I recently read "The God Delusion" by Richard Dawkins. I heard about it from a guy coming into the Woodcraft Guild shed when I was there one fine Thursday, and loudly proclaiming that he'd had to do a review on a book he hated. His impression of it was of an author with a big agenda and with little sympathy for those who don't see his way. "What is it, then?" I asked jovially; "The God Delusion", he replied. With that recommendation, I had to buy it.

I do feel that the above anonymous reviewer is right to a certain extent: especially in the earlier chapters, Dawkins comes across as unsympathetic - to put it mildly - of people who are either sympathising with religion or trying to play nice around it. Even the title can come across as a bit arrogant, although he points out in the introduction that the word "Delusion" has the right dictionary definition but the wrong social overtones for his intended use.

But I think he does this with good reason. Dawkins mentions Stephen Jay Gould's book "Rocks of Ages", which advances the idea of "NOMA", or Non Overlapping Magisteria. Basically, science can explain everything that we see in the physical world, religion offers explanations of what happens before and after we're around to experience it, and various other Magisteria (such as Art and Ethics) have their own fields to explain. If they could all just keep within their own fences - and not have an artist criticising a scientist on whether the Second Law of Thermodynamics is aesthetically pleasing or culturally relevant, or a swami telling us that cows are more important than humans - then everyone would be getting on just fine. Dawkins says

But I believe, as I think Dawkins does, that that doesn't happen. In particular, religion knows no bounds to what it should control. It tries to tell us how the world was made, how to run our lives, and what is good and bad art. I'm sure there are other magisteria that it (generically speaking) tramples on. The Declaration of Human Rights (article 18) allows for freedom of religion, but many religions don't allow you to pick and choose: in some, you can be stoned to death for changing your mind. And yet if you try to take their religion away, they will demand that you stick to the same declaration that they deny other people. These people aren't just about sitting in their corner being nice, these people are about telling others how to run their lives. (This also goes for more 'mild-mannered' religions such as Church of England, for reasons that Dawkins elaborates.) And all from a set of stories which make no sense, which teach lessons that have to be heavily 'interpreted' to avoid the obvious flaws, and which have as much justification for being a basis of a moral and ethical code as, say, this one I found.

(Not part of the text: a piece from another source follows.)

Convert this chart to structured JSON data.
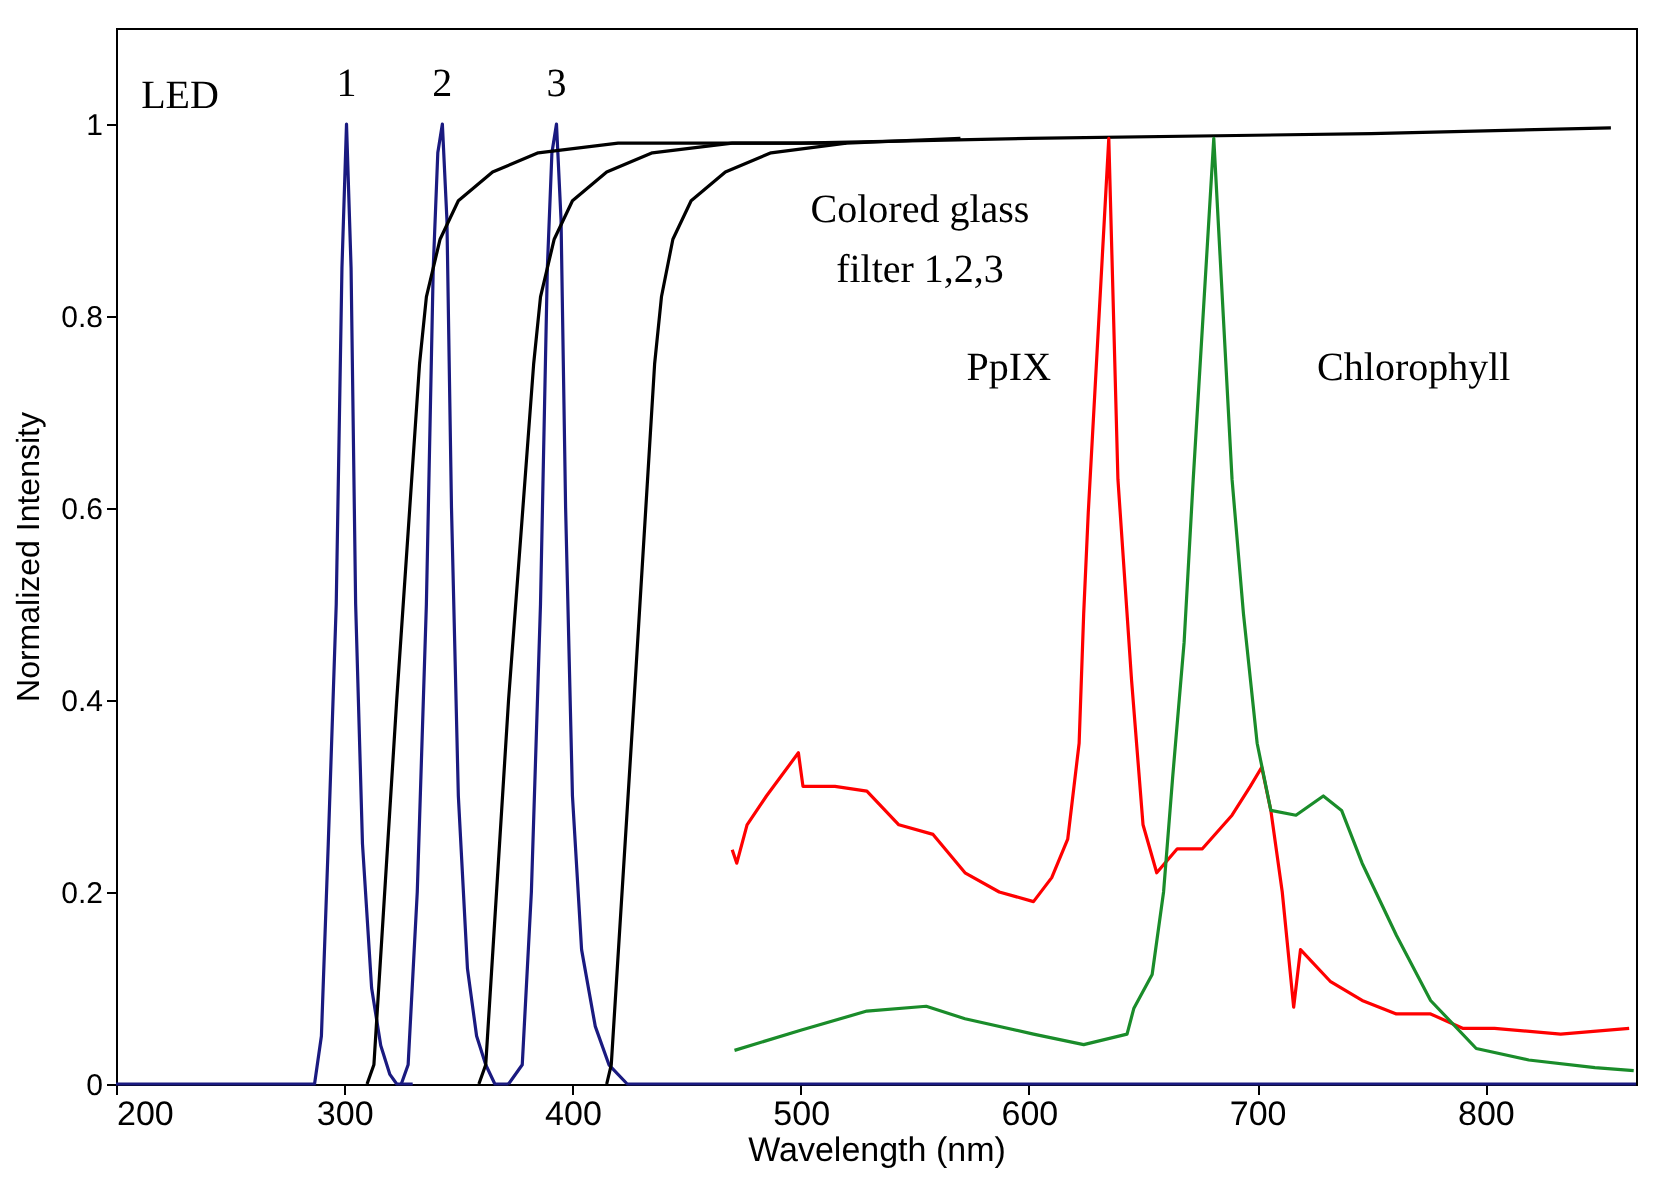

But, obviously, I'm biased.

To get a less biased opinion of what people think of the book, I looked at its page on Wikipedia. From this I got the impression that, while religious people may like to feel a bit superior over 'non-believers' from time to time, they hold no candle to book reviewers. Book reviewers are instantly better than the author that wrote the work, and instantly know far more about the subject and are better qualified than the author to choose what should have gone into the book. Many of the reviews mentioned on the Wikipedia page propose that Dawkins didn't really understand the field of religion, philosophy or human nature well enough, and therefore his book is fundamentally flawed.

I can't help but feel that there's none so blind but those that don't want to see. It's not a book criticising every aspect of Christianity, or a book elaborating on every facet of human morality, or a total proof that evolution is the only true way that life on Earth has come to be. It touches on all those subjects briefly, to make a few points that cover the main areas of discussion, before moving on. Its fundamental point is made right at the start: that we sometimes don't know that we can try a new thing or choose not to do something. The God Delusion seeks, in my opinion, only to be a "consciousness raiser" for the general topic. This is why he includes a helpful list of atheist groups for people to turn to for further information, and he lists his references so that other people can learn from the sources he's read. The Bible has far more glaring omissions than this book, yet none of the reviewers want to subject it to the same scrutiny.

I could ramble on for much longer - I did, but I trimmed it out as being otiose - about the good things this book says. Ultimately we must make our own minds up - even about whether we believe what Dawkins has to say. The God Delusion, by advocating such scrutiny even of itself, is far more intellectually and morally justifiable than any religion which tells people to take everything, ultimately, on faith alone.

P.S. I read a letter in the paper from a theist who attacked the book. Tiresomely, he just reiterated Pascal's Wager and St. Thomas of Aquinas's arguments, which Dawkins has already expertly rebutted. The thing that worries me most about the theistic scholar is their tendency to just rehash existing arguments and quote secondary and tertiary analyses; in their attempt to get the high ground, they just end up making even taller and more precarious towers to stand on. Tedious.